# Ball on paper

1. Jan 28, 2010

### boardbox

1. The problem statement, all variables and given/known data
I have a heavy ball on a piece of paper on the floor. The paper is grabbed and moved horizontally with acceleration a. What is the acceleration of the center of the ball? The ball is assumed to not slip with respect to the paper.

2. Relevant equations

3. The attempt at a solution
I'm not really sure how the acceleration is supposed to interact with the ball. A thought I've had is to say that the ball doesn't translate but rotates with angular acceleration a/R since it doesn't slip.

2. Jan 28, 2010

### kuruman

*** Edited after reading Doc Al's Comment ***

That's almost it. See Doc Al's comment below.

Last edited: Jan 28, 2010
3. Jan 28, 2010

### Staff: Mentor

Careful.

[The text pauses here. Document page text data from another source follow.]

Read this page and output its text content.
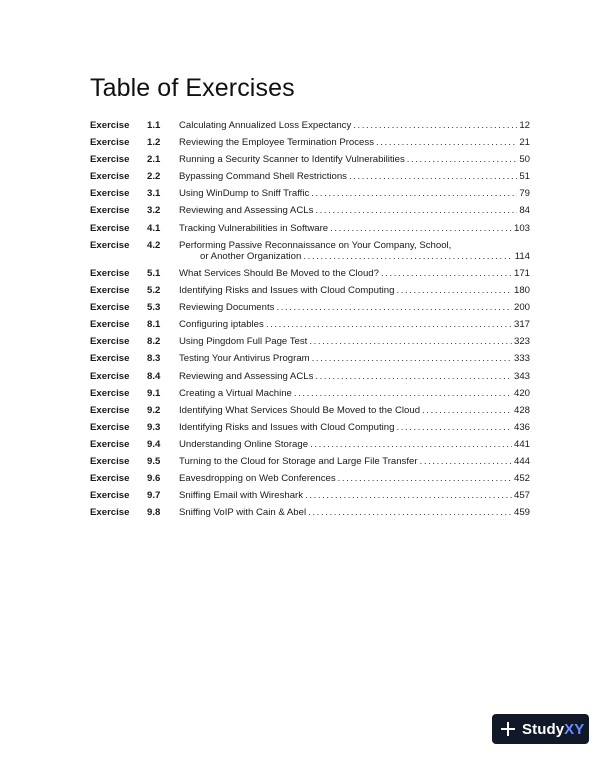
Table of Exercises
Exercise	1.1	Calculating Annualized Loss Expectancy .....	12
Exercise	1.2	Reviewing the Employee Termination Process .....	21
Exercise	2.1	Running a Security Scanner to Identify Vulnerabilities .....	50
Exercise	2.2	Bypassing Command Shell Restrictions .....	51
Exercise	3.1	Using WinDump to Sniff Traffic .....	79
Exercise	3.2	Reviewing and Assessing ACLs .....	84
Exercise	4.1	Tracking Vulnerabilities in Software .....	103
Exercise	4.2	Performing Passive Reconnaissance on Your Company, School,
or Another Organization .....	114
Exercise	5.1	What Services Should Be Moved to the Cloud? .....	171
Exercise	5.2	Identifying Risks and Issues with Cloud Computing .....	180
Exercise	5.3	Reviewing Documents .....	200
Exercise	8.1	Configuring iptables .....	317
Exercise	8.2	Using Pingdom Full Page Test .....	323
Exercise	8.3	Testing Your Antivirus Program .....	333
Exercise	8.4	Reviewing and Assessing ACLs .....	343
Exercise	9.1	Creating a Virtual Machine .....	420
Exercise	9.2	Identifying What Services Should Be Moved to the Cloud .....	428
Exercise	9.3	Identifying Risks and Issues with Cloud Computing .....	436
Exercise	9.4	Understanding Online Storage .....	441
Exercise	9.5	Turning to the Cloud for Storage and Large File Transfer .....	444
Exercise	9.6	Eavesdropping on Web Conferences .....	452
Exercise	9.7	Sniffing Email with Wireshark .....	457
Exercise	9.8	Sniffing VoIP with Cain & Abel .....	459
StudyXY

The paper exerts a force on the ball, so the ball must translate as well as rotate. Both the ball and the surface (the paper) are accelerating, but at different rates. So you can't just assume that the angular acceleration is a/R.

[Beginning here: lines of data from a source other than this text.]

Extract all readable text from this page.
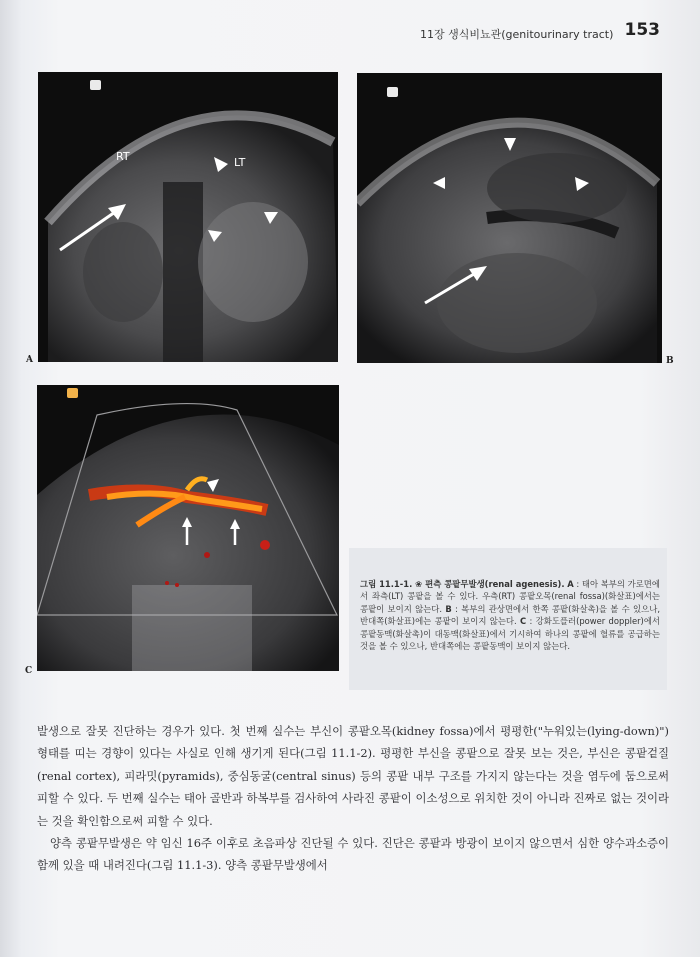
11장 생식비뇨관(genitourinary tract) 153
RT	LT
A	B
C
그림 11.1-1. ❀ 편측 콩팥무발생(renal agenesis). A : 태아 복부의 가로면에서 좌측(LT) 콩팥을 볼 수 있다. 우측(RT) 콩팥오목(renal fossa)(화살표)에서는 콩팥이 보이지 않는다. B : 복부의 관상면에서 한쪽 콩팥(화살촉)을 볼 수 있으나, 반대쪽(화살표)에는 콩팥이 보이지 않는다. C : 강화도플러(power doppler)에서 콩팥동맥(화살촉)이 대동맥(화살표)에서 기시하여 하나의 콩팥에 혈류를 공급하는 것을 볼 수 있으나, 반대쪽에는 콩팥동맥이 보이지 않는다.

발생으로 잘못 진단하는 경우가 있다. 첫 번째 실수는 부신이 콩팥오목(kidney fossa)에서 평평한("누워있는(lying-down)") 형태를 띠는 경향이 있다는 사실로 인해 생기게 된다(그림 11.1-2). 평평한 부신을 콩팥으로 잘못 보는 것은, 부신은 콩팥겉질(renal cortex), 피라밋(pyramids), 중심동굴(central sinus) 등의 콩팥 내부 구조를 가지지 않는다는 것을 염두에 둠으로써 피할 수 있다. 두 번째 실수는 태아 골반과 하복부를 검사하여 사라진 콩팥이 이소성으로 위치한 것이 아니라 진짜로 없는 것이라는 것을 확인함으로써 피할 수 있다.

양측 콩팥무발생은 약 임신 16주 이후로 초음파상 진단될 수 있다. 진단은 콩팥과 방광이 보이지 않으면서 심한 양수과소증이 함께 있을 때 내려진다(그림 11.1-3). 양측 콩팥무발생에서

Hint: Assume that the paper exerts some force F on the ball. Analyze the translational and rotational dynamics of the ball using Newton's 2nd law.

4. Jan 28, 2010

### boardbox

$$\Sigma$$Fball = Fpaper = maball
$$\Sigma$$t = tpaper = I $$\alpha$$
t = r x F
$$\alpha$$ = apaper/r

plug and chug

aball = 2apaper/5

does that get it about right?

Last edited: Jan 28, 2010
5. Jan 28, 2010

### Staff: Mentor

OK.
OK.
No. Alpha is the rotation about the center of mass--compare the acceleration of the paper with the acceleration of the center of mass.

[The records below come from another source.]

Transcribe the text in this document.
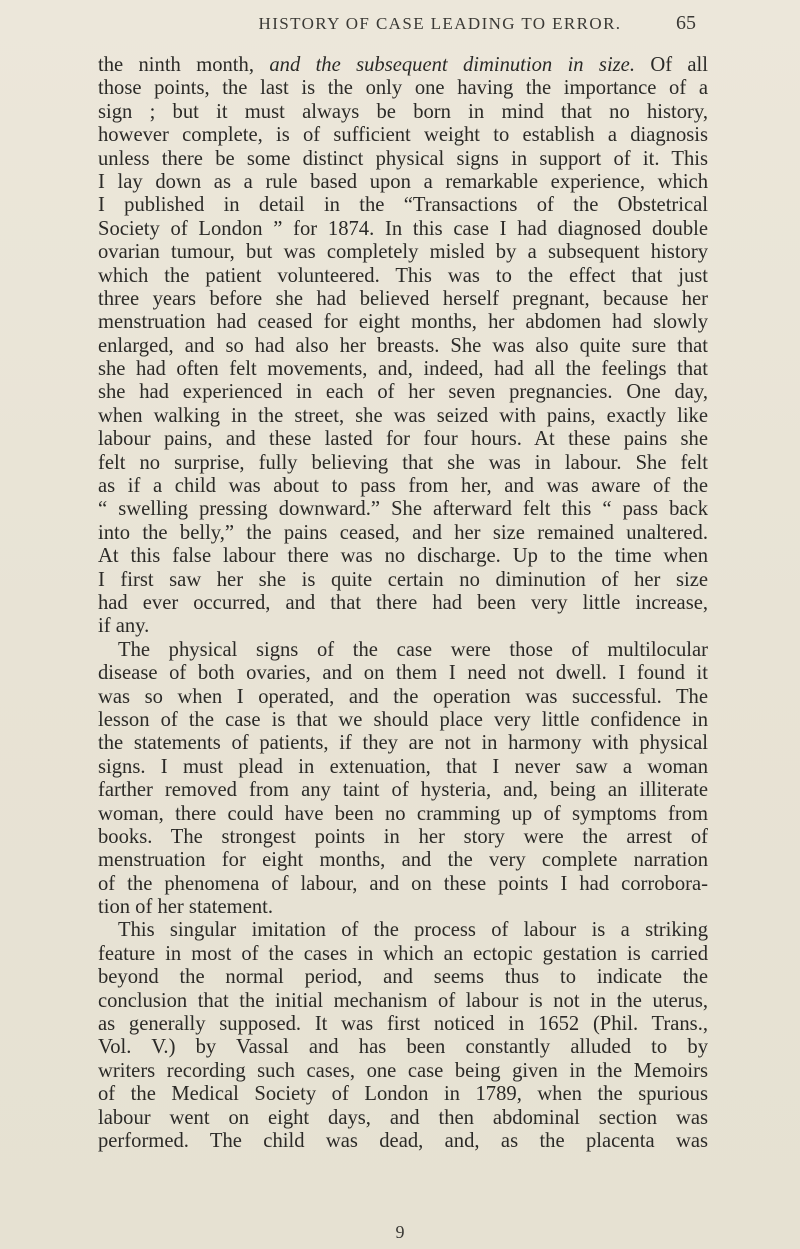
HISTORY OF CASE LEADING TO ERROR.	65
the ninth month, and the subsequent diminution in size. Of all
those points, the last is the only one having the importance of a
sign ; but it must always be born in mind that no history,
however complete, is of sufficient weight to establish a diagnosis
unless there be some distinct physical signs in support of it. This
I lay down as a rule based upon a remarkable experience, which
I published in detail in the “Transactions of the Obstetrical
Society of London ” for 1874. In this case I had diagnosed double
ovarian tumour, but was completely misled by a subsequent history
which the patient volunteered. This was to the effect that just
three years before she had believed herself pregnant, because her
menstruation had ceased for eight months, her abdomen had slowly
enlarged, and so had also her breasts. She was also quite sure that
she had often felt movements, and, indeed, had all the feelings that
she had experienced in each of her seven pregnancies. One day,
when walking in the street, she was seized with pains, exactly like
labour pains, and these lasted for four hours. At these pains she
felt no surprise, fully believing that she was in labour. She felt
as if a child was about to pass from her, and was aware of the
“ swelling pressing downward.” She afterward felt this “ pass back
into the belly,” the pains ceased, and her size remained unaltered.
At this false labour there was no discharge. Up to the time when
I first saw her she is quite certain no diminution of her size
had ever occurred, and that there had been very little increase,
if any.
The physical signs of the case were those of multilocular
disease of both ovaries, and on them I need not dwell. I found it
was so when I operated, and the operation was successful. The
lesson of the case is that we should place very little confidence in
the statements of patients, if they are not in harmony with physical
signs. I must plead in extenuation, that I never saw a woman
farther removed from any taint of hysteria, and, being an illiterate
woman, there could have been no cramming up of symptoms from
books. The strongest points in her story were the arrest of
menstruation for eight months, and the very complete narration
of the phenomena of labour, and on these points I had corrobora-
tion of her statement.
This singular imitation of the process of labour is a striking
feature in most of the cases in which an ectopic gestation is carried
beyond the normal period, and seems thus to indicate the
conclusion that the initial mechanism of labour is not in the uterus,
as generally supposed. It was first noticed in 1652 (Phil. Trans.,
Vol. V.) by Vassal and has been constantly alluded to by
writers recording such cases, one case being given in the Memoirs
of the Medical Society of London in 1789, when the spurious
labour went on eight days, and then abdominal section was
performed. The child was dead, and, as the placenta was
9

(But you're on the right track!)

Last edited: Jan 28, 2010
6. Jan 28, 2010

### boardbox

Would it be the sum of the two accelerations over the radius?

I think rolling without slipping is $$\omega$$ = v/r so the acceleration version of that should just be the time derivative. If I have a a constant v on the paper and the ball I would expect to just sum them.

7. Jan 28, 2010

### Staff: Mentor

What if the center of mass had the same acceleration as the paper? What would be the rotational acceleration of the ball in that case?

8. Jan 28, 2010

### boardbox

Zero?
You highlight sum. I'm wondering if you want magnitude of difference?

9. Jan 29, 2010

### Staff: Mentor

Exactly. If you just added them you'd get alpha = 2a/r, which doesn't make sense.
What you need to find alpha is the relative acceleration of paper and ball divided by r.

10. Jan 29, 2010

### boardbox

I see, makes sense. Thanks for the help.